Unlike the Medicaid spending cut, the Republicans’ signature tax-and-spending bill didn’t touch the insurance subsidies, but Cantwell said Republicans quietly agreed to add bipartisan measures to their partisan bill and could have done the same to extend the premium tax credits.
“I think it’s time for my Republican Senate colleagues to stand up and say, ‘Enough is enough,’ ” she said. “I need colleagues in the Senate who will stand up and say these are priorities on behalf of our consumers, when we’re seeing the high cost of inflation drive up prices – in groceries and electricity and now in health care and the tariff issue. Are we going to do something about it or are we just going to roll over and say the president dictates the Senate?”

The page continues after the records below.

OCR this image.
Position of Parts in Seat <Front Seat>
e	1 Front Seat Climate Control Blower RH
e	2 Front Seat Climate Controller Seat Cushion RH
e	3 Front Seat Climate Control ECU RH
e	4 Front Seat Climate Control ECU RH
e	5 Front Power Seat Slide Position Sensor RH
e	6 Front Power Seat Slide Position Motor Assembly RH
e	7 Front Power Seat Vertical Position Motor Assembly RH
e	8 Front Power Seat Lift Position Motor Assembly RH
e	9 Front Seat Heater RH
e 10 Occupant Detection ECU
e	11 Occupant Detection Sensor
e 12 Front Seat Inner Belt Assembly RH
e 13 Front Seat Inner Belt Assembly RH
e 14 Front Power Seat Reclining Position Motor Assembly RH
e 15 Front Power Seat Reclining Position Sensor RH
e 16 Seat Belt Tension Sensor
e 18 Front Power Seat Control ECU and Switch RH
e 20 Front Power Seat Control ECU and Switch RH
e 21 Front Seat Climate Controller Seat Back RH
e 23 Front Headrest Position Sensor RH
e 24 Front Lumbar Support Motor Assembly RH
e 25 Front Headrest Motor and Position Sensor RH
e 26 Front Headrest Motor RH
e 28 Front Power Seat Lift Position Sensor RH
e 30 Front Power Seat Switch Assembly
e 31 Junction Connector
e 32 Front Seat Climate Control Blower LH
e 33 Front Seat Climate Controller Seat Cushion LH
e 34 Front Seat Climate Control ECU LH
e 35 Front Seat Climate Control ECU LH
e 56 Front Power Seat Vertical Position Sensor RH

Although Republicans control the House and the Senate, the upper chamber’s filibuster rule means at least seven Democrats would have to vote with Republicans to keep funding the government. Senate Minority Leader Chuck Schumer, D-N.Y., opted to do that when Congress last faced a potential shutdown in March, but that move upset Murray and other senior Senate Democrats, and Schumer appears far more willing to let government funding run dry this time around.
Just eight months into Trump’s second term, Democrats are facing pressure from their political base to use what limited leverage they have to slow the progress of a president who is rapidly reshaping the federal government more thoroughly than he did in his first term. Yet Democrats, traditionally the party that’s more interested in a robust federal government, must consider the possibility that a shutdown could help the Trump administration hollow out federal agencies and assert even more power over increasingly compliant legislative and judicial branches.
Along with her fellow Democrats, Cantwell hopes the specter of rising health care costs could motivate Americans – and perhaps even Republicans in Congress – to resist the president’s policy agenda. She gave the example of a small business owner who’s already struggling with the added costs of tariffs, Trump’s favorite economic and diplomatic tool, and will now have to pay extra for health insurance.
“On top of the Medicaid cuts, we are really destabilizing the system,” she said. “I just know it’s not a good idea, and it could be solved. We’ve just got to quit makings things more expensive for everybody.”